Gothic Patterns & Decoration
On Plate LXVI. are arranged a great variety of conventional leaves and flowers from illuminated MSS. Although many of them are in the originals highly illuminated, we have printed them here in two colors only, to show how possible it is to represent in diagram the general character of leaves. By adapting these leaves or flowers to a volute stem, almost as many styles in appearance could be produced as there are separate ornaments on the page. By a combination of different varieties they might be still further increased, and by adding to the stock by conventionalising the form of any natural leaf or flower on the same principle, there need be no limit to an artist's invention.
In Plates LXXI., LXXII., LXXIII., we have endeavoured to gather together types of the various styles of ornamental illumination from the twelfth to the end of the fifteenth century. There is here, also, evidence of decline from the very earliest point.
Portions of Illuminated MSS.
of the Twelfth and Thirteenth Centuries,
Plate LXXI. On Plate LXXI. the letter N is not surpassed by any example in the subsequent styles we have reproduced. Here the true purpose of illumination is fulfilled; in every way, it is pure decorative writing. The letter itself forms the chief ornament; from this springs a main stem, sweeping boldly from the base, swelling out into a grand volute exactly at the point best adapted to contrast with the angular line of the letter: this is beautifully sustained again by the green volute, which embraces the upper part of the N, and prevents it falling over, and is so nicely proportioned that it is able to sustain the red volute which flows from it. The colors also are most beautifully balanced and contrasted; and the way in which the rotundity of the stems is expressed, without attempting positive relief, is a fruitful lesson.
There are an immense number of MSS. in this style, and we consider it the finest kind of illumination. The general character of the style is certainly Eastern, and was probably a development of the illumination of the Byzantines.
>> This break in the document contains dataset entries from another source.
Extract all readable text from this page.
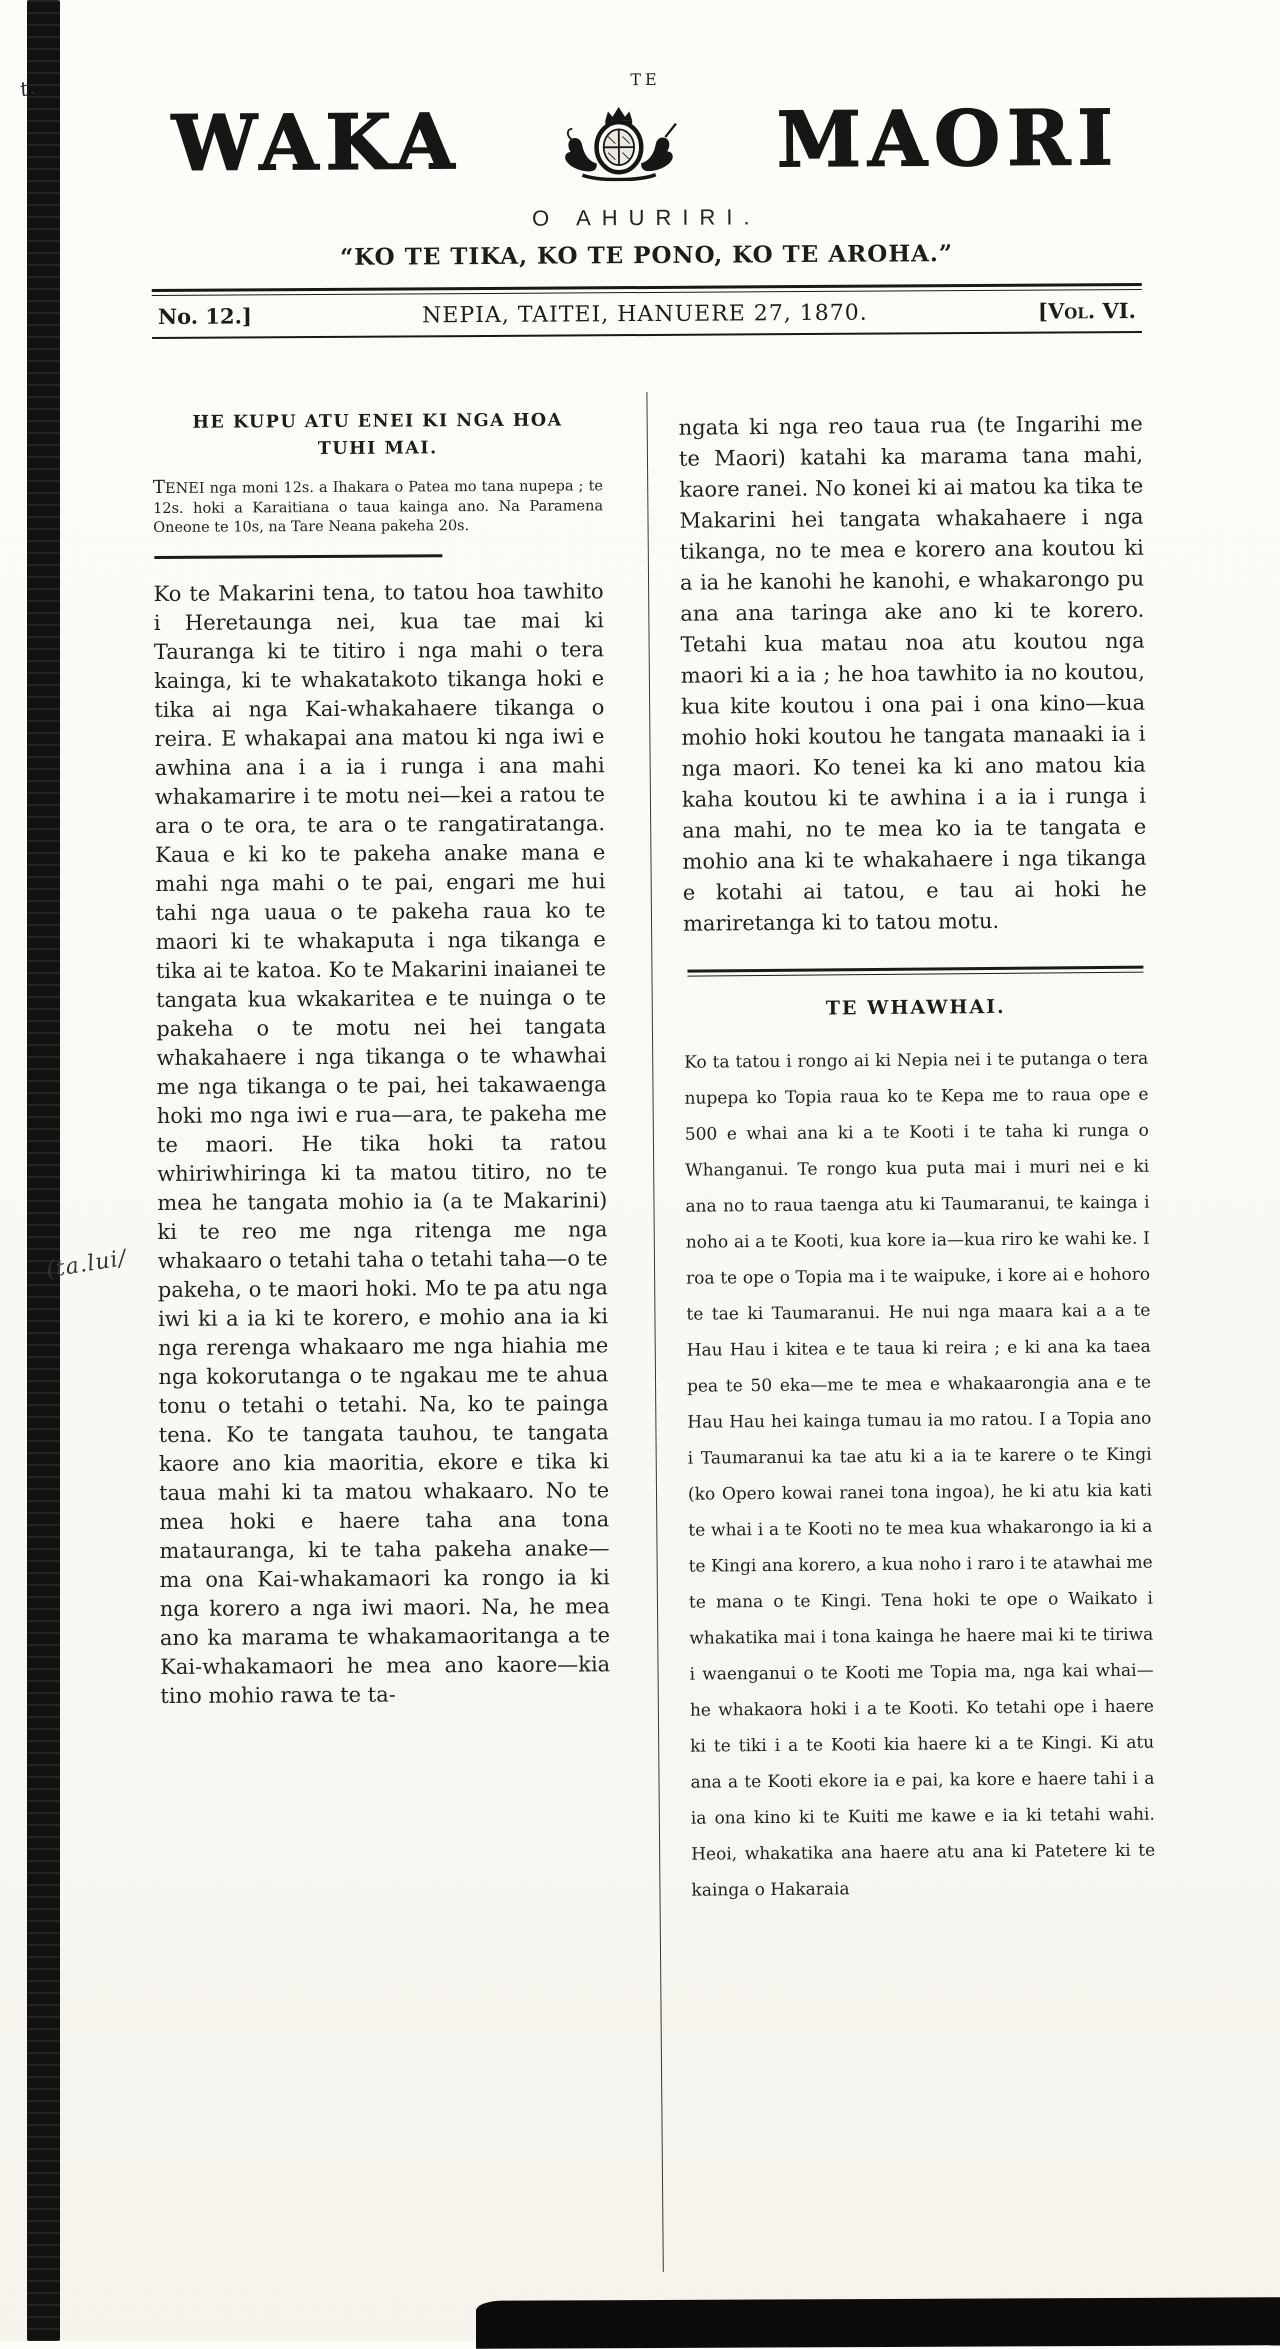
t.
(ta.lui/
TE
WAKA	MAORI
O AHURIRI.
“KO TE TIKA, KO TE PONO, KO TE AROHA.”
No. 12.]	NEPIA, TAITEI, HANUERE 27, 1870.	[Vol. VI.
HE KUPU ATU ENEI KI NGA HOA
TUHI MAI.

TENEI nga moni 12s. a Ihakara o Patea mo tana nupepa ; te 12s. hoki a Karaitiana o taua kainga ano. Na Paramena Oneone te 10s, na Tare Neana pakeha 20s.

Ko te Makarini tena, to tatou hoa tawhito i Heretaunga nei, kua tae mai ki Tauranga ki te titiro i nga mahi o tera kainga, ki te whakatakoto tikanga hoki e tika ai nga Kai-whakahaere tikanga o reira. E whakapai ana matou ki nga iwi e awhina ana i a ia i runga i ana mahi whakamarire i te motu nei—kei a ratou te ara o te ora, te ara o te rangatiratanga. Kaua e ki ko te pakeha anake mana e mahi nga mahi o te pai, engari me hui tahi nga uaua o te pakeha raua ko te maori ki te whakaputa i nga tikanga e tika ai te katoa. Ko te Makarini inaianei te tangata kua wkakaritea e te nuinga o te pakeha o te motu nei hei tangata whakahaere i nga tikanga o te whawhai me nga tikanga o te pai, hei takawaenga hoki mo nga iwi e rua—ara, te pakeha me te maori. He tika hoki ta ratou whiriwhiringa ki ta matou titiro, no te mea he tangata mohio ia (a te Makarini) ki te reo me nga ritenga me nga whakaaro o tetahi taha o tetahi taha—o te pakeha, o te maori hoki. Mo te pa atu nga iwi ki a ia ki te korero, e mohio ana ia ki nga rerenga whakaaro me nga hiahia me nga kokorutanga o te ngakau me te ahua tonu o tetahi o tetahi. Na, ko te painga tena. Ko te tangata tauhou, te tangata kaore ano kia maoritia, ekore e tika ki taua mahi ki ta matou whakaaro. No te mea hoki e haere taha ana tona matauranga, ki te taha pakeha anake—ma ona Kai-whakamaori ka rongo ia ki nga korero a nga iwi maori. Na, he mea ano ka marama te whakamaoritanga a te Kai-whakamaori he mea ano kaore—kia tino mohio rawa te ta-

ngata ki nga reo taua rua (te Ingarihi me te Maori) katahi ka marama tana mahi, kaore ranei. No konei ki ai matou ka tika te Makarini hei tangata whakahaere i nga tikanga, no te mea e korero ana koutou ki a ia he kanohi he kanohi, e whakarongo pu ana ana taringa ake ano ki te korero. Tetahi kua matau noa atu koutou nga maori ki a ia ; he hoa tawhito ia no koutou, kua kite koutou i ona pai i ona kino—kua mohio hoki koutou he tangata manaaki ia i nga maori. Ko tenei ka ki ano matou kia kaha koutou ki te awhina i a ia i runga i ana mahi, no te mea ko ia te tangata e mohio ana ki te whakahaere i nga tikanga e kotahi ai tatou, e tau ai hoki he mariretanga ki to tatou motu.

TE WHAWHAI.

Ko ta tatou i rongo ai ki Nepia nei i te putanga o tera nupepa ko Topia raua ko te Kepa me to raua ope e 500 e whai ana ki a te Kooti i te taha ki runga o Whanganui. Te rongo kua puta mai i muri nei e ki ana no to raua taenga atu ki Taumaranui, te kainga i noho ai a te Kooti, kua kore ia—kua riro ke wahi ke. I roa te ope o Topia ma i te waipuke, i kore ai e hohoro te tae ki Taumaranui. He nui nga maara kai a a te Hau Hau i kitea e te taua ki reira ; e ki ana ka taea pea te 50 eka—me te mea e whakaarongia ana e te Hau Hau hei kainga tumau ia mo ratou. I a Topia ano i Taumaranui ka tae atu ki a ia te karere o te Kingi (ko Opero kowai ranei tona ingoa), he ki atu kia kati te whai i a te Kooti no te mea kua whakarongo ia ki a te Kingi ana korero, a kua noho i raro i te atawhai me te mana o te Kingi. Tena hoki te ope o Waikato i whakatika mai i tona kainga he haere mai ki te tiriwa i waenganui o te Kooti me Topia ma, nga kai whai—he whakaora hoki i a te Kooti. Ko tetahi ope i haere ki te tiki i a te Kooti kia haere ki a te Kingi. Ki atu ana a te Kooti ekore ia e pai, ka kore e haere tahi i a ia ona kino ki te Kuiti me kawe e ia ki tetahi wahi. Heoi, whakatika ana haere atu ana ki Patetere ki te kainga o Hakaraia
We believe that, from its universal prevalence, it led to the adoption of the same principle so universally in the ornamentation of the Early English, which follows exactly the same laws in the general distribution of form.
This style, from constant repetition, gradually lost the peculiar beauty and fitness which it had derived from first inspiration, and died out by the scroll-work becoming too minute and elaborate, as we see in No. 13 of the same plate. We have no longer the same balance of form, but the four series of scrolls repeating each other most monotonously.
From this period we no longer find the initial letters forming the chief ornament on the page, but the general text becomes enclosed either in borders round the page, as at No. 1, Plate LXXII.,
Portions of Illuminated MSS.
of the Thirteenth and Fourteenth Centuries,
Plate LXXII. or with tails on one side of the page, such as 9, 10, 11, 12. The border gradually comes to be of more importance, and from the vignette form, which was at first general, we gradually arrive through the manner of No. 15 to that of Nos. 7 and 2, where the border is bounded on the outer edge by a red line, and the border is filled up by intermediate stems and flowers, so as to produce an even tint. No. 8 is a specimen of a style very prevalent in the fourteenth century, and which is very architectural in character. It is generally to be found on small missals, and surrounding very beautiful miniatures.
The gradual progress from the flat conventional ornament, Nos. 13 and 14, to the attempt at rendering the relief of natural forms in Nos. 15, 7, 2, will readily be traced through Nos. 9, 10, 11 There is also to be remarked a gradual decline in the idea of continuity of the main stems, and although each flower or group of leaves in Nos. 15, 7, 2, may still be traced to their roots, the arrangement is fragmentary.
Up to this period the ornaments are still within the province of the scribe, and are all first outlined with a black line and then colored, but on Plate LXXIII.
Portions of Illuminated MSS. of
the Fourteenth and Fifteenth Centuries,
Plate LXXIII. we shall find that the painter began to usurp the office of the scribe; and the farther we proceed the more does the legitimate object of illumination seem to be departed from.
We have the first stage in No. 5, where a geometrical arrangement is obtained with conventional ornament enclosing gold panels, on which are painted groups of flowers slightly conventionalised. In 6, 7, 8, 9, 10, 15, we find conventional ornament intermingled with natural flowers arranged in a fragmentary way. All continuity of design being abandoned, we arrive through this to No. 11, when a natural flower and a conventional ornament appear on the same stem, to Nos. 12, 13, where the painter has full sway, and represents flowers and insects casting their shadow on the page. When the art of illumination had arrived at this stage it could go no farther, all ideality had fled, and it ends in the desire to copy an insect so faithfully that it should appear to be alighting on the page.
Nos. 1, 2, are specimens of a peculiar style of Italian MSS., which was a revival in the fifteenth century of the system of ornament so prevalent in the twelfth. It led to the style No. 3, where the interlaced pattern became highly colored on the gold ground. This style also died out in the same way, the interlacings, from being purely geometrical forms, became imitations of natural branches, and, of course, when it arrived thus far there could be no further progress.